Taken to his office, I walk down a long hallway followed by my growing entourage. Secretaries peek out from their doorways to catch a glimpse of me. I wave and smile as I walk toward the big double doors at the end of the hall. Behind that door is a man who, I have been told, was a ruthless fighter in his youth, leading many battles against the Palestinians. He is considered by many a hero, and yet, by others, a terrorist.

The door opens magically, and Yitzhak Shamir is sitting at his desk, nose buried in a document. He raises his head and jumps up to greet me. His hand reaching for mine, I am surprised to see that he is only five feet four inches tall. I take his proffered hand in both of mine. He leads me over to his sofa, and we both sit down.

Why am I here? I think. What am I supposed to talk to this man about?

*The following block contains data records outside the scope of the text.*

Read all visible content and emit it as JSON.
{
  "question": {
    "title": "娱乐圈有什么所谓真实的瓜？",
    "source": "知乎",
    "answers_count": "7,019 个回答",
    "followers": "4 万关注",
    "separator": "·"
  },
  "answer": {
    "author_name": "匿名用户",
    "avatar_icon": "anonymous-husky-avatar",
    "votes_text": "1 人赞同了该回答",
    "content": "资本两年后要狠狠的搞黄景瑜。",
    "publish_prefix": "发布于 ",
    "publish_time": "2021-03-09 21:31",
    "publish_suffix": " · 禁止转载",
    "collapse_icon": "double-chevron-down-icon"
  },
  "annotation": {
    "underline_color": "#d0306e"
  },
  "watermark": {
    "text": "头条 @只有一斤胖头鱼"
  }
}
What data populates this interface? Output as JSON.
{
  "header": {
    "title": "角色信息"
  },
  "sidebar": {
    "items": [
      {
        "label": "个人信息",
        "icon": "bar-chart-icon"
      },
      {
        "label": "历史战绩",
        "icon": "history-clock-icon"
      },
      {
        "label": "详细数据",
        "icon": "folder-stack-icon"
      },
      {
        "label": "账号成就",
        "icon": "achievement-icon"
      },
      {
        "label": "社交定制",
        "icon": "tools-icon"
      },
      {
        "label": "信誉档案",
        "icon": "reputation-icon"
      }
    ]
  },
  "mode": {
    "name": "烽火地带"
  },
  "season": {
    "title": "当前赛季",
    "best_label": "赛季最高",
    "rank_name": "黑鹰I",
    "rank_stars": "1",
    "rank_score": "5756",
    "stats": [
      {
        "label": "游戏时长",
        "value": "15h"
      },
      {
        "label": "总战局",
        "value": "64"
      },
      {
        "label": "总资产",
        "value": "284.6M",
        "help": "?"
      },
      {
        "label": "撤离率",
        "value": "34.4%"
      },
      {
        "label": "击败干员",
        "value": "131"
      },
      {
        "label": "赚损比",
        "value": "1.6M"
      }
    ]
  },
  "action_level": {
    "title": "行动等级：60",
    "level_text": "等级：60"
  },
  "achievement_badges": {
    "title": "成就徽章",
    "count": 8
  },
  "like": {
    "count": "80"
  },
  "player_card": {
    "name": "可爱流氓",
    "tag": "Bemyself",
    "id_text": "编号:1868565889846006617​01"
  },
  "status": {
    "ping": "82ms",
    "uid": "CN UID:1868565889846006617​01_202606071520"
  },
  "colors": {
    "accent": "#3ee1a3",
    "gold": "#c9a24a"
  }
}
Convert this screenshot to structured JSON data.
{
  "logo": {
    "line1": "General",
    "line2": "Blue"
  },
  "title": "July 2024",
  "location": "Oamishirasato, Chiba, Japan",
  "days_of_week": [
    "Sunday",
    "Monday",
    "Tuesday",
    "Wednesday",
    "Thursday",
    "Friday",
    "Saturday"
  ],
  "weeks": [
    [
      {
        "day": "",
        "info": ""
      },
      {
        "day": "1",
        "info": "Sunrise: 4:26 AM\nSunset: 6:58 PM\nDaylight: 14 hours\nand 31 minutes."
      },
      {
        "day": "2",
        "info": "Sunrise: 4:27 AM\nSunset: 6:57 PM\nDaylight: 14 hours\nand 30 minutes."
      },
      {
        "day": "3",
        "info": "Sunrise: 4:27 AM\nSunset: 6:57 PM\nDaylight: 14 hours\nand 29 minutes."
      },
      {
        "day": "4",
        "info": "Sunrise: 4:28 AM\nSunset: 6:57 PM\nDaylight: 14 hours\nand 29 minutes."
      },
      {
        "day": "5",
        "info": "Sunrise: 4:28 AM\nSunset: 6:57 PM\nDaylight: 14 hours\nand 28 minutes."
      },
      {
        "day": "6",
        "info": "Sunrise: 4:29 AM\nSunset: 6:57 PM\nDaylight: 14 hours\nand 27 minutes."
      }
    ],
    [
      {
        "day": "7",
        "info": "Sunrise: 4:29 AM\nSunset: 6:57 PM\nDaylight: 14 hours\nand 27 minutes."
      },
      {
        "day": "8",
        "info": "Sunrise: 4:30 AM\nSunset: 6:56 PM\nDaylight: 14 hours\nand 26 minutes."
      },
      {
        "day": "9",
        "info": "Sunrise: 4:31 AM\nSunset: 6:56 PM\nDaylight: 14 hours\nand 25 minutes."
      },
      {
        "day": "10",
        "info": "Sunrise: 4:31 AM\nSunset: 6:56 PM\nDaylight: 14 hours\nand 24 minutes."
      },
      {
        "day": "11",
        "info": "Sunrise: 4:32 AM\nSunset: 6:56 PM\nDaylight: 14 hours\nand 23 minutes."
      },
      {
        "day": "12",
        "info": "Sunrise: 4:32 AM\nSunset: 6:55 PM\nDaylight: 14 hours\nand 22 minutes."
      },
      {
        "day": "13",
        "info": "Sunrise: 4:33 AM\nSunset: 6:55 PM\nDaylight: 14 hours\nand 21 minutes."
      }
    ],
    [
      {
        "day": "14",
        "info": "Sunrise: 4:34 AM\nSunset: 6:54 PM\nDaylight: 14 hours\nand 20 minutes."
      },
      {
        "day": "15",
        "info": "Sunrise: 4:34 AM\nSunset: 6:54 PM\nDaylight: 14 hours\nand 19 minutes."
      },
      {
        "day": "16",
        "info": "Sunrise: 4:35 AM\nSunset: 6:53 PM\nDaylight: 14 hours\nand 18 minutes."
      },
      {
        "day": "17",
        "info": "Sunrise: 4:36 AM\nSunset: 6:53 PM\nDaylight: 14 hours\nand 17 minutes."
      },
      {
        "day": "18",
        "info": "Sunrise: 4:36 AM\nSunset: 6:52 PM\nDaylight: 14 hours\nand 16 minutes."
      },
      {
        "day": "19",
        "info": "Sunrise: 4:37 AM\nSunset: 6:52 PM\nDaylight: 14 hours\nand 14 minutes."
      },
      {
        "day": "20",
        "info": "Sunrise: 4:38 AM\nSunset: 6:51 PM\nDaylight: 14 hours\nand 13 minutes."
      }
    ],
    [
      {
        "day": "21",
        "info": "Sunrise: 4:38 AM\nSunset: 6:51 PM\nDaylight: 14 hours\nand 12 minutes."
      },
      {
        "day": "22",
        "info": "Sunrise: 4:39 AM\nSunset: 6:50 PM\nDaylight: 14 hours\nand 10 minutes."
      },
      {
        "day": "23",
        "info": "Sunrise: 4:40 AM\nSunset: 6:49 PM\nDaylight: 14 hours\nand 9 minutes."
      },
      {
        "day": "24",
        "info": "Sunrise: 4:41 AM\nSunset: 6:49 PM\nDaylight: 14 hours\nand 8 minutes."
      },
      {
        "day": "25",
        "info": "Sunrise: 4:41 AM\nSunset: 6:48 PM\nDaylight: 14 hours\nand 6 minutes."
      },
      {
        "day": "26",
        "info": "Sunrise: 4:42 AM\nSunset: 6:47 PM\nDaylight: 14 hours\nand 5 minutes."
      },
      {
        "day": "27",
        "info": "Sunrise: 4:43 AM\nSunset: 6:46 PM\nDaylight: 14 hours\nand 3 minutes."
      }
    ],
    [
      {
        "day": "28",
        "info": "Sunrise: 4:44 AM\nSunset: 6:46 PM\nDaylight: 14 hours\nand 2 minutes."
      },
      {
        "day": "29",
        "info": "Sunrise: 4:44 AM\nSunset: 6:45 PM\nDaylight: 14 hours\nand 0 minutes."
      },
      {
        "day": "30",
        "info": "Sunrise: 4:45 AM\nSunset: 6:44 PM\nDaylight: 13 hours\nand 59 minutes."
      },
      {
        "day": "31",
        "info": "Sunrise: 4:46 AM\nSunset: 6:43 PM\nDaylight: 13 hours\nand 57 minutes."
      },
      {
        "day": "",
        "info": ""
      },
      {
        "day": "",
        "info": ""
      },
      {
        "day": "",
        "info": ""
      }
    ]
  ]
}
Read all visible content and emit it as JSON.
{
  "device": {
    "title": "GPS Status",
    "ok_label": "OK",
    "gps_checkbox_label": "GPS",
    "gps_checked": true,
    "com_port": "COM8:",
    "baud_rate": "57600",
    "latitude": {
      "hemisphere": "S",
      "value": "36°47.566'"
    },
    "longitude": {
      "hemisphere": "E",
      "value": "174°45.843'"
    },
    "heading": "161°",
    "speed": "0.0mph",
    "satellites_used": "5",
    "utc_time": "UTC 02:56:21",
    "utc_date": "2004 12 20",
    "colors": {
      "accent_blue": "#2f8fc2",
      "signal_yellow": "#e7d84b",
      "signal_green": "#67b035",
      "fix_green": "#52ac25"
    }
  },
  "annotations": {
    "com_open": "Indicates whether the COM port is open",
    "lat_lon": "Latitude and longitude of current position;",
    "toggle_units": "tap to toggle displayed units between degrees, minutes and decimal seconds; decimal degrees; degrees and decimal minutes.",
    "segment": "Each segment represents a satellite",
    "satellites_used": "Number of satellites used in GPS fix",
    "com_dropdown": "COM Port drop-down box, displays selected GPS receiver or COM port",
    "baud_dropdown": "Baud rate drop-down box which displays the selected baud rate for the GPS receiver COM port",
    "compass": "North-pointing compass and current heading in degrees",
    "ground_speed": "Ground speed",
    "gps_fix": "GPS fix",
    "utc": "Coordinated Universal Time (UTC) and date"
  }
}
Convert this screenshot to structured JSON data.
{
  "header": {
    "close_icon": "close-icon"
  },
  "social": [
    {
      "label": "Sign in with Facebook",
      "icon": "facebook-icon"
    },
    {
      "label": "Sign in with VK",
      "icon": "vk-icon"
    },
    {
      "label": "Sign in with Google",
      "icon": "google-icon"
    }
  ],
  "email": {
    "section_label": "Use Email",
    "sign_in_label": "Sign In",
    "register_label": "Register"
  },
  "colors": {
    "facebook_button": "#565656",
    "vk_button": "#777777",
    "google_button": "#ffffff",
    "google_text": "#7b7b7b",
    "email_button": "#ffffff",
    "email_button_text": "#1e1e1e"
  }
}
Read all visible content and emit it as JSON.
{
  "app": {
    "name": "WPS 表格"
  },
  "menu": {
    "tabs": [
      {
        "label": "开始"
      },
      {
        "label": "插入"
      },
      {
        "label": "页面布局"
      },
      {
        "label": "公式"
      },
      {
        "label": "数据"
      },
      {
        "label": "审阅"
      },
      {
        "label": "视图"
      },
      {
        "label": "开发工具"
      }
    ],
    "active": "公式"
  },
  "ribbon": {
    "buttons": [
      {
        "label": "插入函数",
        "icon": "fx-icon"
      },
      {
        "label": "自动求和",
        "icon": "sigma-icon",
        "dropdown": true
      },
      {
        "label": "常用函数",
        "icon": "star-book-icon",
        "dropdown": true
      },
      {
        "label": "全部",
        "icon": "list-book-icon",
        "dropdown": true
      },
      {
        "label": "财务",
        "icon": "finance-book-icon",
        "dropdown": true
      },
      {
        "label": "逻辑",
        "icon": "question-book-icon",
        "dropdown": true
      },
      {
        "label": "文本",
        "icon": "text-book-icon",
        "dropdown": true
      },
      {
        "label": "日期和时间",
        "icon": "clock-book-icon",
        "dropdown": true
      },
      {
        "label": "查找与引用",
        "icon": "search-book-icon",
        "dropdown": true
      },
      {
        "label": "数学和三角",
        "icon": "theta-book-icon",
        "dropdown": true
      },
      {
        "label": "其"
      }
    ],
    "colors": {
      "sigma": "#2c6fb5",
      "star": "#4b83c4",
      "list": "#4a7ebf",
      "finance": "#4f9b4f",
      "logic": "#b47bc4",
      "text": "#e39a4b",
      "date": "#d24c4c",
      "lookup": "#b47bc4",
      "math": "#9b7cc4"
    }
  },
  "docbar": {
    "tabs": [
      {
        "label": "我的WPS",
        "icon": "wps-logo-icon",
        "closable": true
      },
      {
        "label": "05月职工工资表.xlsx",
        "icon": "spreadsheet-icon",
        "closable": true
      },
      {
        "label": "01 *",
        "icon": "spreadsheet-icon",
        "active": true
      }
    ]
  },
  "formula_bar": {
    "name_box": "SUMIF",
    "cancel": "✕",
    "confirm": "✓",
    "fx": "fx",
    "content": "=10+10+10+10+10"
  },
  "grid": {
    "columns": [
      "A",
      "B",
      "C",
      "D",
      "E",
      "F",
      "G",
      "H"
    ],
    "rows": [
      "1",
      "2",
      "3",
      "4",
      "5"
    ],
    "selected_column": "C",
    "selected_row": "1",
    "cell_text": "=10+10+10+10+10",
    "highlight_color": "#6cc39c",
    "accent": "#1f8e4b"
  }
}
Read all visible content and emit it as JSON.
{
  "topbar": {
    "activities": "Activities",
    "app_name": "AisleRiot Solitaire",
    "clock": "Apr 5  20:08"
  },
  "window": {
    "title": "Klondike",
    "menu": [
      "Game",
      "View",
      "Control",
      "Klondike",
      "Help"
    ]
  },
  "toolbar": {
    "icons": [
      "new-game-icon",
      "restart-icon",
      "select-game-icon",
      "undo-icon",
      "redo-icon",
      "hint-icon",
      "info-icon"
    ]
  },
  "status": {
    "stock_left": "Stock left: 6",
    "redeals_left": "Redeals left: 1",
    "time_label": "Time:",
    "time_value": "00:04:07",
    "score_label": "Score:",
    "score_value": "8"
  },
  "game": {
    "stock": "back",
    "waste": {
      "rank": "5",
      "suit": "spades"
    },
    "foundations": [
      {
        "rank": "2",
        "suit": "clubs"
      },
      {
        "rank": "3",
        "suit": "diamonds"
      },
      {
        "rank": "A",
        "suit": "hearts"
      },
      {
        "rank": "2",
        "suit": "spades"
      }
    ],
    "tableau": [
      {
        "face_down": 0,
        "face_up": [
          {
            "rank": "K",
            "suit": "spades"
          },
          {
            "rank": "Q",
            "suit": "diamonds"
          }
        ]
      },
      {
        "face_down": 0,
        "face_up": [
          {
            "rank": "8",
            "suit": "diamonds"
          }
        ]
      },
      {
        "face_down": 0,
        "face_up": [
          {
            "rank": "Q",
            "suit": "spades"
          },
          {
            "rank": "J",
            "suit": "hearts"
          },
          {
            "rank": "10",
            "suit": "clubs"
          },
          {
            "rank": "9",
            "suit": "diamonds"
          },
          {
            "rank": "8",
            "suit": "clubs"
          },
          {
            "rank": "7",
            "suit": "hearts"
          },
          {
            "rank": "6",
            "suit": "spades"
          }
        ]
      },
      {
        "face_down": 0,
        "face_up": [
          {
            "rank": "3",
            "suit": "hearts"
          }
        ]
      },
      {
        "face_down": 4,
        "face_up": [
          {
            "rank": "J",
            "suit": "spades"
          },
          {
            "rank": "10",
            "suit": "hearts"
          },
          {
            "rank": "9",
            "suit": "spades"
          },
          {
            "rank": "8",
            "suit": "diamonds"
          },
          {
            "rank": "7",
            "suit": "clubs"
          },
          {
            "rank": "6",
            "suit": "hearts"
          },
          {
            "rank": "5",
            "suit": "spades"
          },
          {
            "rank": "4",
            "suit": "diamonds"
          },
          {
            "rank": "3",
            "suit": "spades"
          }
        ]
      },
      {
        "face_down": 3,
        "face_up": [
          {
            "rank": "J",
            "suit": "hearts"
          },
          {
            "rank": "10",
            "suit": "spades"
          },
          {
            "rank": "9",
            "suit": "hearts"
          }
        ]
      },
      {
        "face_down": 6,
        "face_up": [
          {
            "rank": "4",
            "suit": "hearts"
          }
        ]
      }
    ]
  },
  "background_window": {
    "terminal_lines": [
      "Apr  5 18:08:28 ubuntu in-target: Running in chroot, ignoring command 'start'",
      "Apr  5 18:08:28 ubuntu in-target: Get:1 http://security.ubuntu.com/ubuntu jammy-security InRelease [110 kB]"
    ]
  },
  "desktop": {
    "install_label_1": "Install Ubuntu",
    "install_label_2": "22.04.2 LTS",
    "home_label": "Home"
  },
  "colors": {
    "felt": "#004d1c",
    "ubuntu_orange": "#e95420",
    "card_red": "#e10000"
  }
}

As the photographers motor their cameras, I realize that this is really only a photo opportunity. Nothing else. A setup. I am growing increasingly uncomfortable.

He turns to make polite chat, expecting perhaps some general questions about Israeli politics, or perhaps about more global issues relating to the relationship between Israel and America. But I am far more curious about his psychology.

“How do you sleep at night, Mr. Shamir?” I ask.

Caught completely off guard, he looks up at me with surprise in his eyes.

“I sleep pretty good,” he says, studying me with renewed interest. “It’s a tough job, you know.”